I don't mean to offend. It's probably going to happen anyway.

Thursday, August 30, 2012

Gay Rights

Ooookay. I'm feeling controversial, so it's can-o-worms time.

I'm not particularly well versed in all the legal ins and outs of this issue, so if I misspoke at any point here, my apologies, and please, PLEASE correct me. I don't want to labor under false assumptions.

People have a tendency to talk about the right to marry. Yet, when asked to define marriage, they generally have no idea. Occasionally, I'll get an answer concerning hospital visitation, power of attorney, and inheritance type stuff, but more often I get answers concerning love, choosing who you're going to be with, and symbolism.

To that, I just have to ask why you would need the government to validate the relationship? If you know what the other person means to you, and vice versa, why does it matter if the government says yea or nay? Whatever you as individuals choose to do behind closed doors is no business of me or the government.

There are also answers concerning social acceptability of the relationship, in that 'marriage' legitimizes the relationship. My response to that is twofold. First off, who cares if it's socially approved? It's your life and your love. No one else's business. Second, you can't legislate social change. It happens on it's own, or not at all. The mind will always do its own thing.

Now, there are some technical aspects of the institution of marriage in this country that are somewhat different, mostly dealing with money, power of attorney, and custody. As far as I know though, there are ways of getting all those benefits through channels other than marriage. Contracts can be written up for property issues, power of attorney can be given outside of marriage, and custody is a messy issue all on its own. (Also an issue that is of somewhat less impact in a same-sex marriage, due to that whole biology thing.) There are certain non-legal conventions concerning marriage in this country, such as health insurance providence from employers, but most of those seem to be reflective of social issues rather than things the legislature should be involved in.

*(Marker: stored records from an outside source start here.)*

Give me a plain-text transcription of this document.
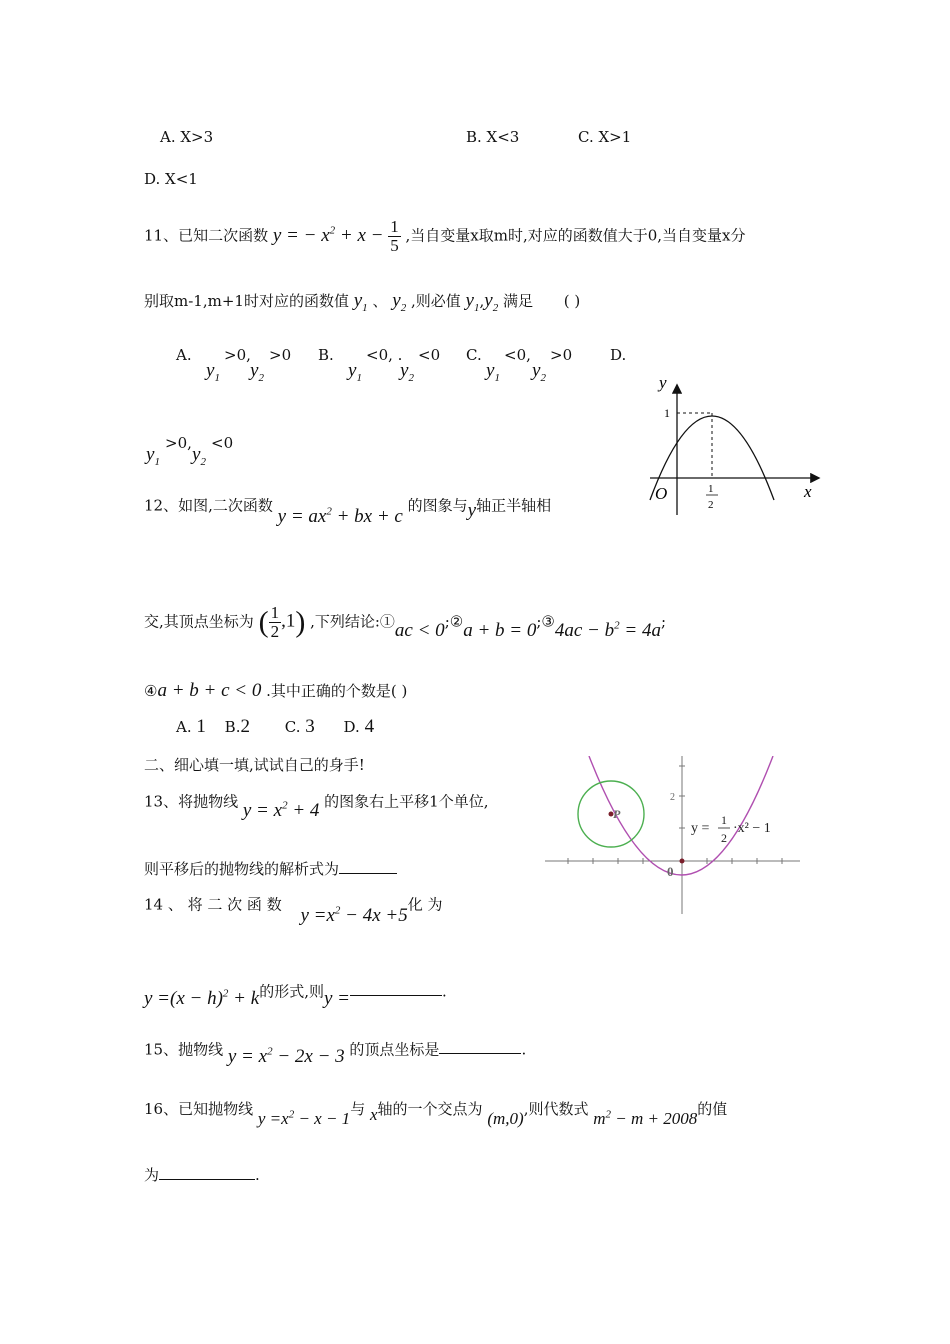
A. X>3	B. X<3	C. X>1
D. X<1
11、已知二次函数 y = − $x^2 + x - \frac{1}{5}$ ,当自变量x取m时,对应的函数值大于0,当自变量x分
别取m-1,m+1时对应的函数值 $y_1$ 、 $y_2$ ,则必值 $y_1,y_2$ 满足 ( )
A.
$y_1$
>0,
$y_2$
>0 B.
$y_1$
<0, .
$y_2$
<0 C.
$y_1$
<0,
$y_2$
>0	D.
$y_1$
>0,
$y_2$
<0
y
x
O
1
1
2
12、如图,二次函数 $y = ax^2$ + bx + c 的图象与y轴正半轴相
交,其顶点坐标为 ( $\frac{1}{2} ,1$) ,下列结论:①ac < 0;②a + b = 0;③4ac − $b^2 = 4a$;
④a + b + c < 0 .其中正确的个数是( )
A. 1 B.2 C. 3 D. 4
二、细心填一填,试试自己的身手!
P
0
2
y =
1
2
·x² − 1
13、将抛物线 $y = x^2 + 4$ 的图象右上平移1个单位,
则平移后的抛物线的解析式为
14 、 将 二 次 函 数 $y =x^2 - 4x +5$化 为
$y =(x - h)^2 + k$的形式,则y =	.
15、抛物线 $y = x^2 - 2x - 3$ 的顶点坐标是	.
16、已知抛物线 $y =x^2 - x - 1$与 x轴的一个交点为 (m,0),则代数式 $m^2 - m + 2008$的值
为	.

The astute reader will have noticed that apart from custody issues, none of this is specific to same-sex marriage. All of these arguments apply equally well to traditional marriage. My response to that is twofold.

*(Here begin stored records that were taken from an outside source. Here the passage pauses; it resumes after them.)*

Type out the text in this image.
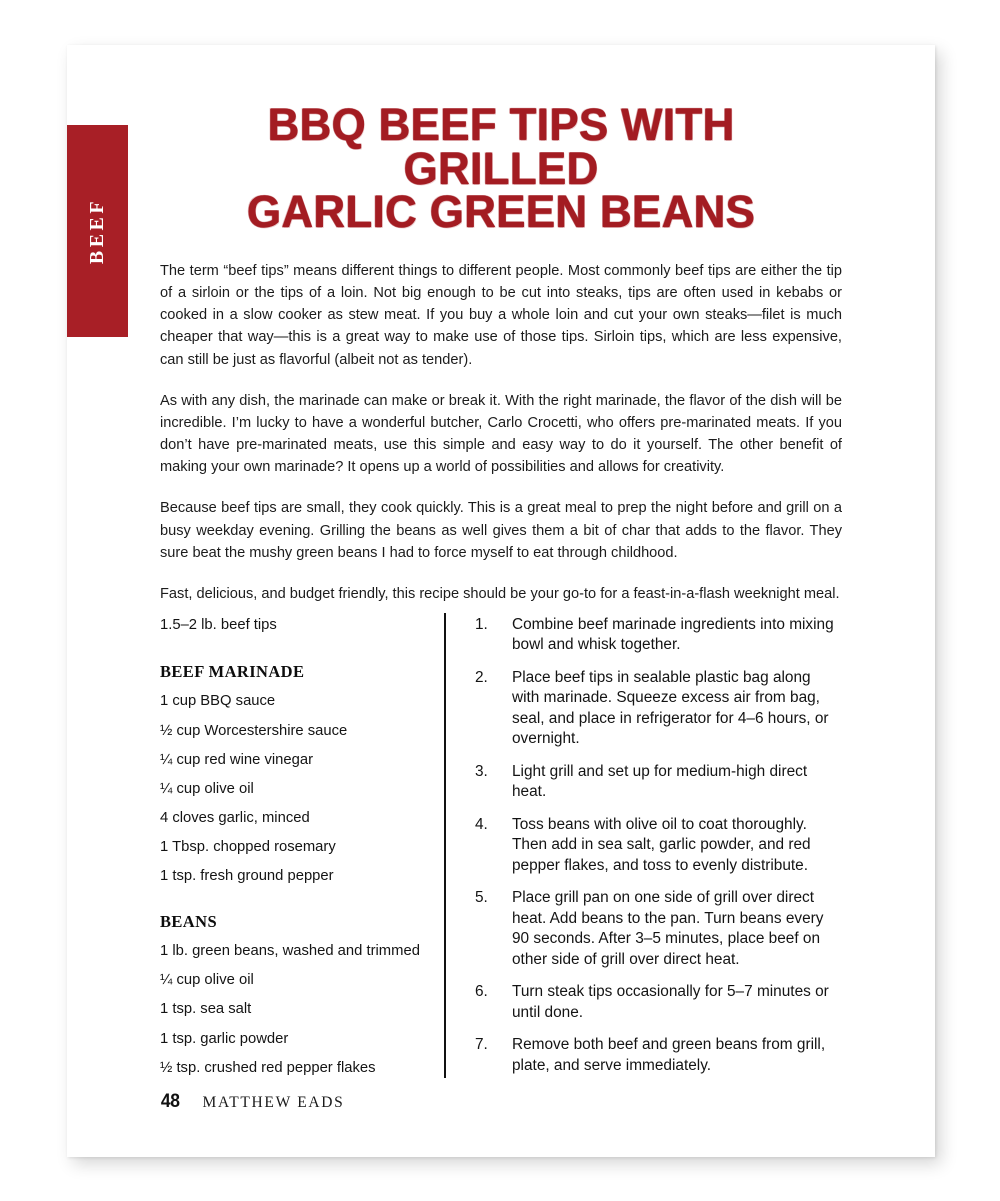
BEEF
BBQ BEEF TIPS WITH GRILLED
GARLIC GREEN BEANS

The term “beef tips” means different things to different people. Most commonly beef tips are either the tip of a sirloin or the tips of a loin. Not big enough to be cut into steaks, tips are often used in kebabs or cooked in a slow cooker as stew meat. If you buy a whole loin and cut your own steaks—filet is much cheaper that way—this is a great way to make use of those tips. Sirloin tips, which are less expensive, can still be just as flavorful (albeit not as tender).

As with any dish, the marinade can make or break it. With the right marinade, the flavor of the dish will be incredible. I’m lucky to have a wonderful butcher, Carlo Crocetti, who offers pre-marinated meats. If you don’t have pre-marinated meats, use this simple and easy way to do it yourself. The other benefit of making your own marinade? It opens up a world of possibilities and allows for creativity.

Because beef tips are small, they cook quickly. This is a great meal to prep the night before and grill on a busy weekday evening. Grilling the beans as well gives them a bit of char that adds to the flavor. They sure beat the mushy green beans I had to force myself to eat through childhood.

Fast, delicious, and budget friendly, this recipe should be your go-to for a feast-in-a-flash weeknight meal.

1.5–2 lb. beef tips
BEEF MARINADE
1 cup BBQ sauce
½ cup Worcestershire sauce
¼ cup red wine vinegar
¼ cup olive oil
4 cloves garlic, minced
1 Tbsp. chopped rosemary
1 tsp. fresh ground pepper
BEANS
1 lb. green beans, washed and trimmed
¼ cup olive oil
1 tsp. sea salt
1 tsp. garlic powder
½ tsp. crushed red pepper flakes
1.	Combine beef marinade ingredients into mixing bowl and whisk together.
2.	Place beef tips in sealable plastic bag along with marinade. Squeeze excess air from bag, seal, and place in refrigerator for 4–6 hours, or overnight.
3.	Light grill and set up for medium-high direct heat.
4.	Toss beans with olive oil to coat thoroughly. Then add in sea salt, garlic powder, and red pepper flakes, and toss to evenly distribute.
5.	Place grill pan on one side of grill over direct heat. Add beans to the pan. Turn beans every 90 seconds. After 3–5 minutes, place beef on other side of grill over direct heat.
6.	Turn steak tips occasionally for 5–7 minutes or until done.
7.	Remove both beef and green beans from grill, plate, and serve immediately.
48 MATTHEW EADS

First off, marriage as an institution has really hazy definitions, but classically, the one common element to the different definitions is that it is an institution between a man and a woman. Whether this is a good institution or not is not in question. Changing that fundamental definition would, well, fundamentally change the institution. Marriage is awesome and all, but the way to get that awesomeness into a same-sex relationship is not by changing the nature of marriage.

Secondly, I ask why government is involved in marriage at all? Why do people need the fed to tell them that they are married? If you want to get the legal benefits (such as they are) write a contract. If you want the spiritual side of it, get married in a church. If you want social acceptance, good luck, but don't look to the government. Marriage just doesn't make sense to me as a legal institution. In the pure rights based government we're supposed to have, there shouldn't be room for people to be treated differently under the law for any reason, including marriage status.

Yes, there are real issues to be dealt with on this, but they are reflective once again (in my mind) of the larger governmental problems that we're dealing with. It's just another place the government has spent too much time with it's nose in.